Carey then cites a BMJ editorial and some comments by a public health doctor (with no experience of managing dying patients) in favour of euthanasia as support by the medical profession for his view. But he fails to tell us that the vast majority of UK doctors are opposed to legalising euthanasia along with the British Medical Association, the Royal College of Physicians, the Royal College of General Practitioners, the Association for Palliative Medicine and the British Geriatric Society.

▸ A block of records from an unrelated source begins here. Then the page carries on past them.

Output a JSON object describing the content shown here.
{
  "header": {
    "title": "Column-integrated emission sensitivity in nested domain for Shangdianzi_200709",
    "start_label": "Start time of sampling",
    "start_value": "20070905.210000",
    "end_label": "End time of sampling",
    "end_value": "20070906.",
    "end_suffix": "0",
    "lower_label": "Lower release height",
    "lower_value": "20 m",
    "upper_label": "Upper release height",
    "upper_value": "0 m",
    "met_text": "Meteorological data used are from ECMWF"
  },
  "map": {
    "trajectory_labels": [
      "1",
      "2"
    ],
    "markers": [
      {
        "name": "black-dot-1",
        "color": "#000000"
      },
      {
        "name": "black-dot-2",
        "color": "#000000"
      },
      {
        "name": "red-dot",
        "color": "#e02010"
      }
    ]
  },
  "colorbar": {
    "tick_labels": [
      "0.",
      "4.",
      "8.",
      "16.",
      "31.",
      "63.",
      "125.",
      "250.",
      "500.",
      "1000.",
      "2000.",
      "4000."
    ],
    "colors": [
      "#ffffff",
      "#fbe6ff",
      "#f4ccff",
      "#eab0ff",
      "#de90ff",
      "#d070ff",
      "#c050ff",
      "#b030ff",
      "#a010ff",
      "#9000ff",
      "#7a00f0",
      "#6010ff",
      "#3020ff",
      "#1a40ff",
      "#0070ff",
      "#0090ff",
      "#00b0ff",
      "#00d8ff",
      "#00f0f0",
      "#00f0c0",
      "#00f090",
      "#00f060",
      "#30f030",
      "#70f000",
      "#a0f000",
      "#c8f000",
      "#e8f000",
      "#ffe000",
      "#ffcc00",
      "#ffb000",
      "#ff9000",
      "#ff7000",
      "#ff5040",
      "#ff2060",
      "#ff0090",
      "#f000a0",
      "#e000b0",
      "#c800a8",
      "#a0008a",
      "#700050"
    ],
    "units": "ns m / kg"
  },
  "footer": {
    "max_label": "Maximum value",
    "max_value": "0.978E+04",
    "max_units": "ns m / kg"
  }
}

He advances pain as the main driver for a change in the law. But he fails to mention that in Oregon, which legalised 'assisted dying' in 1997, fewer than three in ten people making use of the law cite inadequate pain control or (even) concern about it as a reason for wanting to end their lives. The top reasons in Oregon relate to loss of meaning and purpose: loss of autonomy (93%), having less ability to engage in activities making life enjoyable (89%), loss of dignity (73%) and feeling they are a burden on family, friends and caregivers (49%). These are existential or spiritual rather than physical symptoms.

Carey writes about 'compassion' for those suffering and 'comfort, healing and a new sense of dignity'. But he barely mentions the specialty of palliative medicine or the hospice movement, which seeks to do exactly that. Nor does he tell us that symptoms accompanying dying are less to be feared than at any time in history, because of medical advances, and that requests for assisted suicide or euthanasia are extremely rare amongst those who are properly cared for. Nor does he bring a call to make this excellent care much more widely accessible. In fact, to the contrary, he seems to be suggesting that we need to legalise assisted suicide because there is a postcode lottery of hospice care.

Carey has produced a piece that is high on emotion but weak on argument; that enthrones personal autonomy above public safety; that sees no meaning or purpose in the face of suffering or value in a life with severe disability and that appears profoundly naïve about the abuse of elderly and disabled people.

It is an unhelpful and misleading contribution to this important debate.